OpenAI faces novel jailbreak risks with GPT-4v image service

The Stack, October 2, 2023

OpenAI, in its pursuit to achieve a comprehensive multimodal model, recently introduced GPT-4v, which possesses advanced image input functionalities. Initial assessments showed the model efficiently interpreting complex graphics, including detecting nuances in memes. However, its capabilities were brought into question when a collaborative study from Princeton and Stanford unveiled a significant vulnerability. The researchers demonstrated that through a relatively straightforward strategy, it was possible to manipulate GPT-4v into producing harmful outputs, emphasizing the risks associated with advanced Large Language Models (LLMs).

As technological advancements continue, AI’s potential vulnerabilities become more intricate. OpenAI’s acknowledgment of efforts by external entities to exploit weaknesses in ChatGPT highlights the ongoing battle to secure AI. One of the novel challenges faced is defending against image-based logical reasoning attacks. Unlike traditional text-based threats, these image input vulnerabilities demand innovative defense mechanisms. OpenAI’s steps to enhance GPT-4v’s safeguards, especially regarding the model’s capacity to recognize individuals and the related privacy concerns, demonstrate their proactive approach to these challenges.

However, the road ahead isn’t without ethical dilemmas. OpenAI grapples with decisions about the model’s future capabilities, including whether AI should identify public personalities from images, infer attributes like emotions from visuals, or even offer unique features for the visually impaired. With emerging tech like smart glasses becoming mainstream and improved image recognition tools, the intertwined security and ethical implications of AI are more significant than ever. The ongoing evolution of AI systems like GPT-4v underscores the need for a balanced approach, emphasizing both innovation and responsibility.
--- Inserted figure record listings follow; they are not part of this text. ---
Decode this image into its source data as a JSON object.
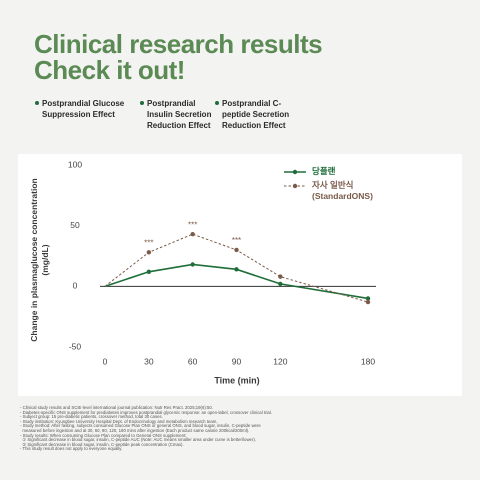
{
  "header": {
    "title": [
      "Clinical research results",
      "Check it out!"
    ],
    "bullets": [
      "Postprandial Glucose Suppression Effect",
      "Postprandial Insulin Secretion Reduction Effect",
      "Postprandial C-peptide Secretion Reduction Effect"
    ]
  },
  "chart_data": {
    "type": "line",
    "xlabel": "Time (min)",
    "ylabel": [
      "Change in plasmaglucose concentration",
      "(mg/dL)"
    ],
    "x": [
      0,
      30,
      60,
      90,
      120,
      180
    ],
    "series": [
      {
        "name": "당플랜",
        "color": "#1f6e3a",
        "dash": false,
        "values": [
          0,
          12,
          18,
          14,
          2,
          -10
        ]
      },
      {
        "name": "자사 일반식 (StandardONS)",
        "color": "#7a5a48",
        "dash": true,
        "values": [
          0,
          28,
          43,
          30,
          8,
          -13
        ]
      }
    ],
    "annotations": [
      {
        "x": 30,
        "text": "***"
      },
      {
        "x": 60,
        "text": "***"
      },
      {
        "x": 90,
        "text": "***"
      }
    ],
    "xlim": [
      0,
      180
    ],
    "xticks": [
      0,
      30,
      60,
      90,
      120,
      180
    ],
    "ylim": [
      -50,
      100
    ],
    "yticks": [
      -50,
      0,
      50,
      100
    ]
  },
  "footnotes": [
    "- Clinical study results and SCIE-level international journal publication: Nutr Res Pract. 2025;19(6):50.",
    "- Diabetes-specific ONS supplement for prediabetes improves postprandial glycemic response: an open-label, crossover clinical trial.",
    "- Subject group: 15 pre-diabetic patients, crossover method, total 30 cases.",
    "- Study institution: Kyungbee University Hospital Dept. of Endocrinology and metabolism research team.",
    "- Study method: After fasting, subjects consumed Glucose Plan ONS or general ONS, and blood sugar, insulin, C-peptide were",
    "  measured before ingestion and at 30, 60, 90, 120, 180 mins after ingestion (Each product same calorie 200kcal/200ml).",
    "- Study results: When consuming Glucose Plan compared to General ONS supplement:",
    "  ① Significant decrease in blood sugar, insulin, C-peptide AUC (Note: AUC means smaller area under curve is better/lower).",
    "  ② Significant decrease in blood sugar, insulin, C-peptide peak concentration (Cmax).",
    "- This study result does not apply to everyone equally."
  ]
}
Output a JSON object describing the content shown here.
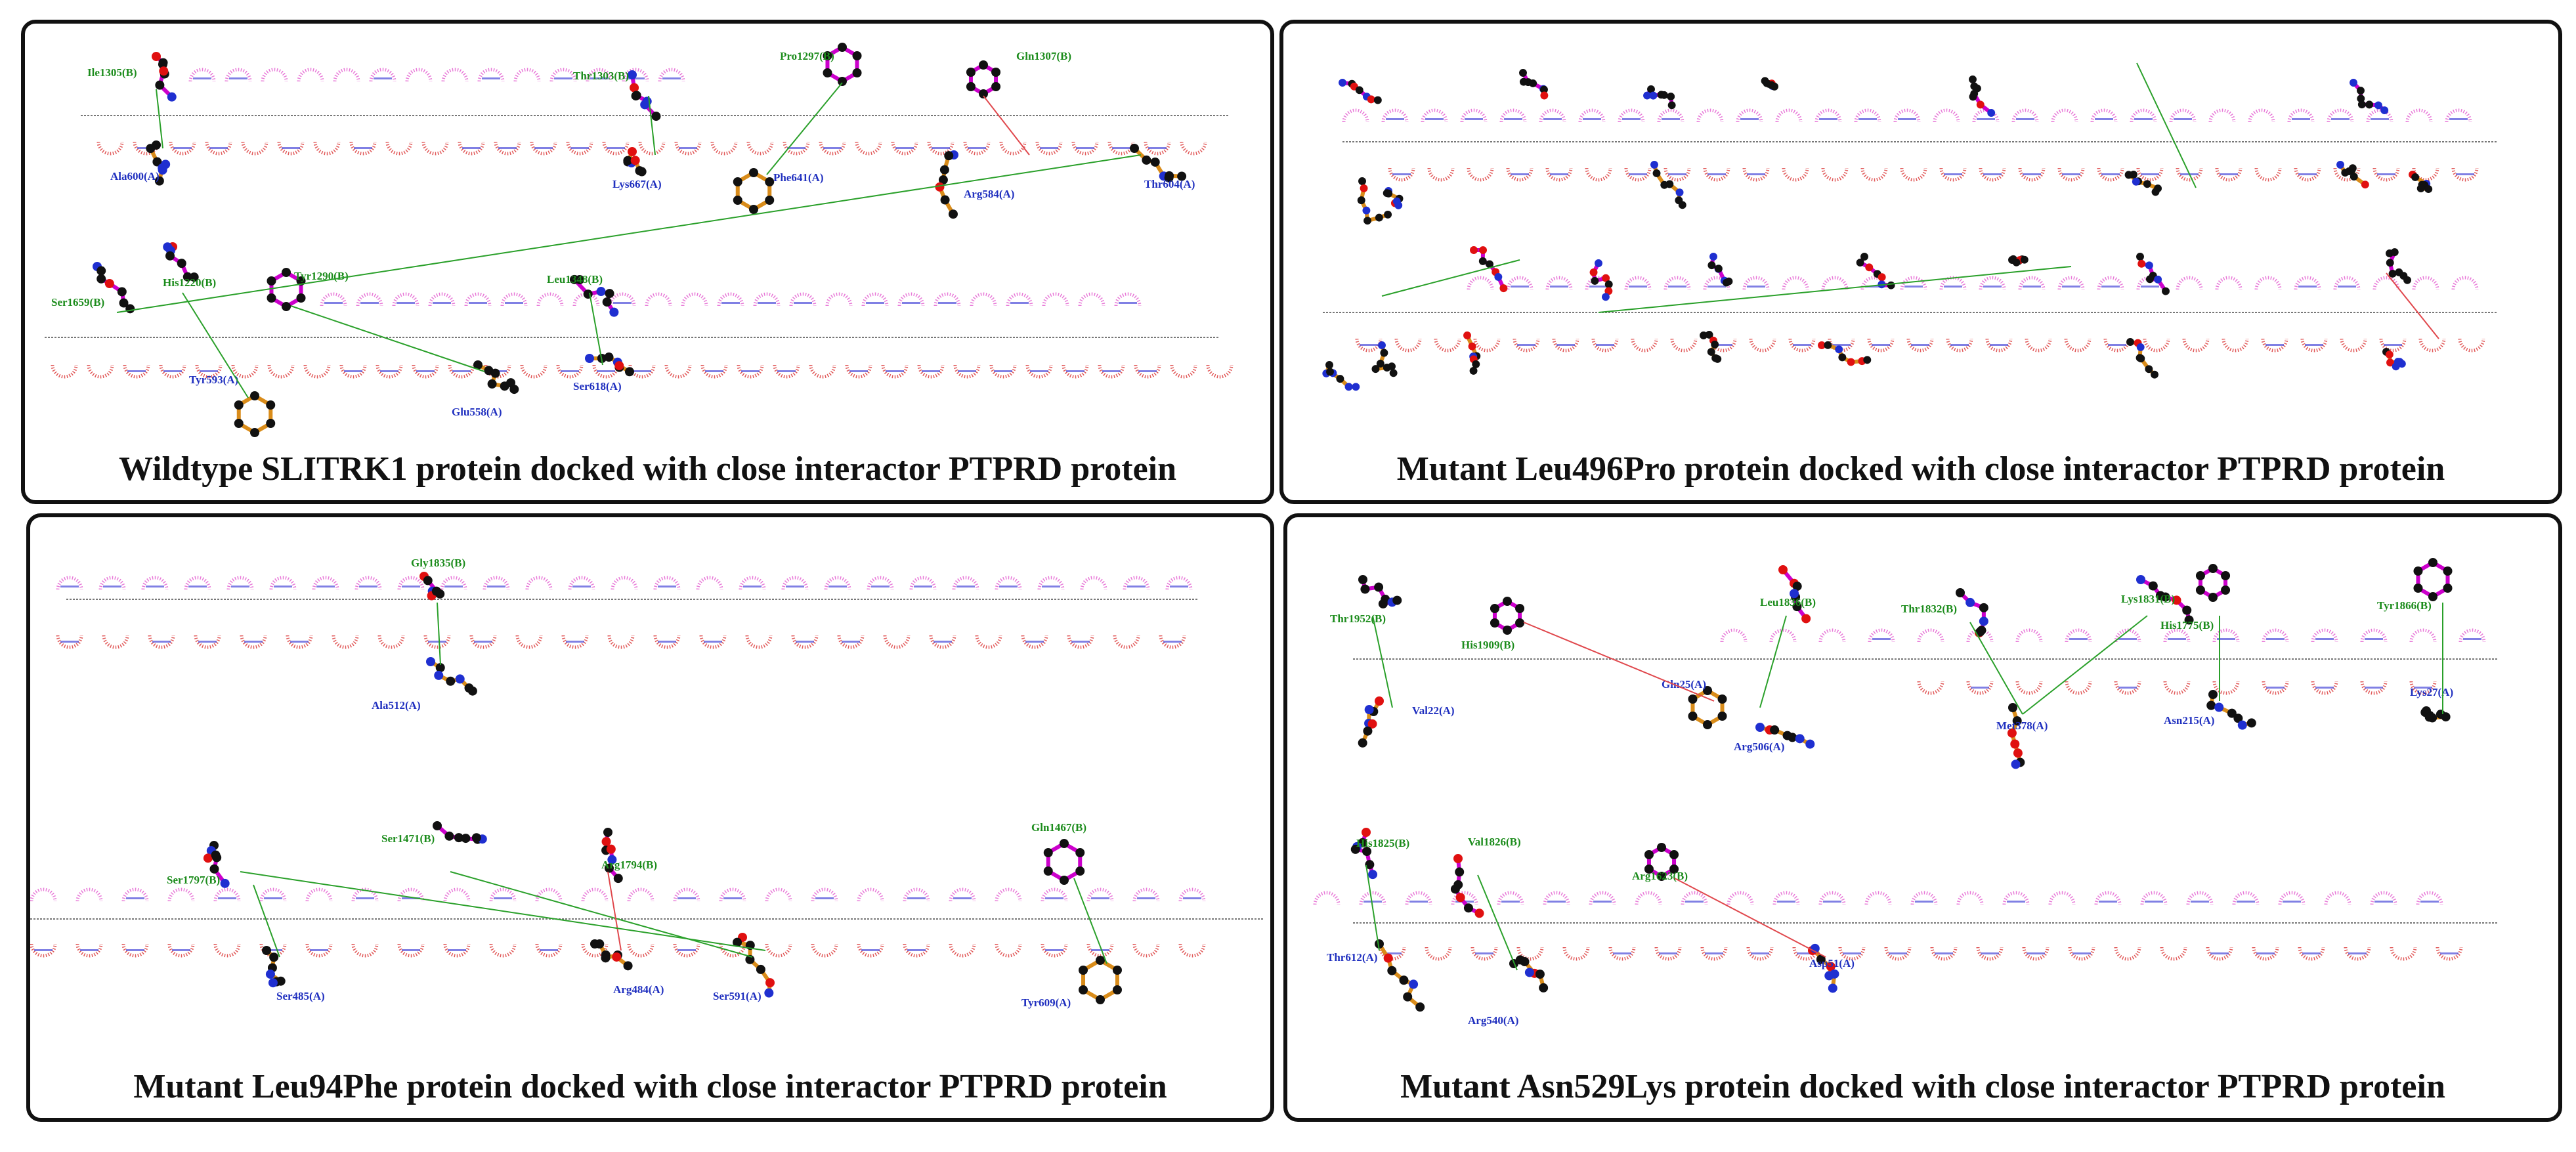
{
  "colors": {
    "frame": "#111111",
    "chain_b_label": "#1c8c1c",
    "chain_a_label": "#1f2fbf",
    "hbond": "#2aa02a",
    "salt_bridge": "#e0474c",
    "hydrophobic_arc": "#e15a5a",
    "hydrophobic_arc_b": "#e87ad8",
    "bond_b": "#cc00cc",
    "bond_a": "#d98c1a",
    "atom_c": "#111111",
    "atom_n": "#1f2fd0",
    "atom_o": "#e01010",
    "atom_s": "#d4c21a",
    "interface_line": "#777777"
  },
  "panels": [
    {
      "id": "wildtype",
      "caption": "Wildtype SLITRK1 protein docked with close interactor PTPRD protein",
      "chain_b_residues": [
        "Ile1305(B)",
        "Thr1303(B)",
        "Pro1297(B)",
        "Gln1307(B)",
        "Ser1659(B)",
        "His1220(B)",
        "Tyr1290(B)",
        "Leu1348(B)"
      ],
      "chain_a_residues": [
        "Ala600(A)",
        "Lys667(A)",
        "Phe641(A)",
        "Arg584(A)",
        "Thr604(A)",
        "Tyr593(A)",
        "Glu558(A)",
        "Ser618(A)"
      ]
    },
    {
      "id": "leu496pro",
      "caption": "Mutant Leu496Pro protein docked with close interactor PTPRD protein",
      "chain_b_residues": [],
      "chain_a_residues": []
    },
    {
      "id": "leu94phe",
      "caption": "Mutant Leu94Phe protein docked with close interactor PTPRD protein",
      "chain_b_residues": [
        "Gly1835(B)",
        "Ser1797(B)",
        "Ser1471(B)",
        "Arg1794(B)",
        "Gln1467(B)"
      ],
      "chain_a_residues": [
        "Ala512(A)",
        "Ser485(A)",
        "Arg484(A)",
        "Ser591(A)",
        "Tyr609(A)"
      ]
    },
    {
      "id": "asn529lys",
      "caption": "Mutant Asn529Lys protein docked with close interactor PTPRD protein",
      "chain_b_residues": [
        "Thr1952(B)",
        "His1909(B)",
        "Leu1836(B)",
        "Thr1832(B)",
        "Lys1831(B)",
        "His1775(B)",
        "Tyr1866(B)",
        "His1825(B)",
        "Val1826(B)",
        "Arg1623(B)"
      ],
      "chain_a_residues": [
        "Val22(A)",
        "Gln25(A)",
        "Arg506(A)",
        "Met378(A)",
        "Asn215(A)",
        "Lys27(A)",
        "Thr612(A)",
        "Arg540(A)",
        "Asp51(A)"
      ]
    }
  ]
}
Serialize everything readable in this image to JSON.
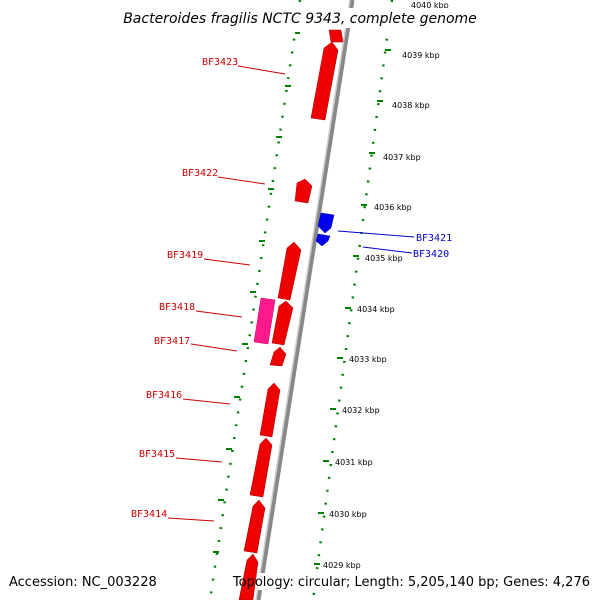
{
  "title": "Bacteroides fragilis NCTC 9343, complete genome",
  "footer": {
    "accession": "Accession: NC_003228",
    "topology": "Topology: circular; Length: 5,205,140 bp; Genes: 4,276"
  },
  "ticks": [
    "4040 kbp",
    "4039 kbp",
    "4038 kbp",
    "4037 kbp",
    "4036 kbp",
    "4035 kbp",
    "4034 kbp",
    "4033 kbp",
    "4032 kbp",
    "4031 kbp",
    "4030 kbp",
    "4029 kbp"
  ],
  "gene_labels": [
    {
      "name": "BF3423",
      "color": "#cc0000"
    },
    {
      "name": "BF3422",
      "color": "#cc0000"
    },
    {
      "name": "BF3421",
      "color": "#0000cc"
    },
    {
      "name": "BF3420",
      "color": "#0000cc"
    },
    {
      "name": "BF3419",
      "color": "#cc0000"
    },
    {
      "name": "BF3418",
      "color": "#cc0000"
    },
    {
      "name": "BF3417",
      "color": "#cc0000"
    },
    {
      "name": "BF3416",
      "color": "#cc0000"
    },
    {
      "name": "BF3415",
      "color": "#cc0000"
    },
    {
      "name": "BF3414",
      "color": "#cc0000"
    }
  ],
  "colors": {
    "forward_gene": "#ff0000",
    "reverse_gene": "#0000ff",
    "pseudo_gene": "#ff1a8c",
    "backbone": "#999999",
    "dotted_track": "#008000"
  }
}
Broken ‘guardrails’ for AI systems lead to push for new safety measures

Financial Times

Last week, tech giants Microsoft-backed OpenAI and Meta (formerly Facebook) unveiled significant advancements in consumer AI products. OpenAI’s ChatGPT can now interact using voice, images, and text, while Meta has launched AI chatbot personalities for platforms like WhatsApp and Instagram. As companies fast-track AI commercialization, the security measures – or “guardrails” – intended to prevent misuse are facing challenges to stay up-to-date.

Responding to these challenges, major players like Anthropic and Google DeepMind are developing “AI constitutions” – guidelines designed to anchor their models’ behavior and mitigate potential abuses. Dario Amodei, CEO of Anthropic, emphasized the importance of transparency and accountability in AI systems. The push now is to teach AI systems foundational ethical principles so they can self-regulate without extensive human oversight. One of the most critical tasks is ensuring AI alignment with positive human traits like honesty and tolerance. To streamline AI outputs, a predominant method used is reinforcement learning by human feedback (RLHF), where human teams evaluate AI responses as either “good” or “bad”. However, this method has limitations and is prone to errors.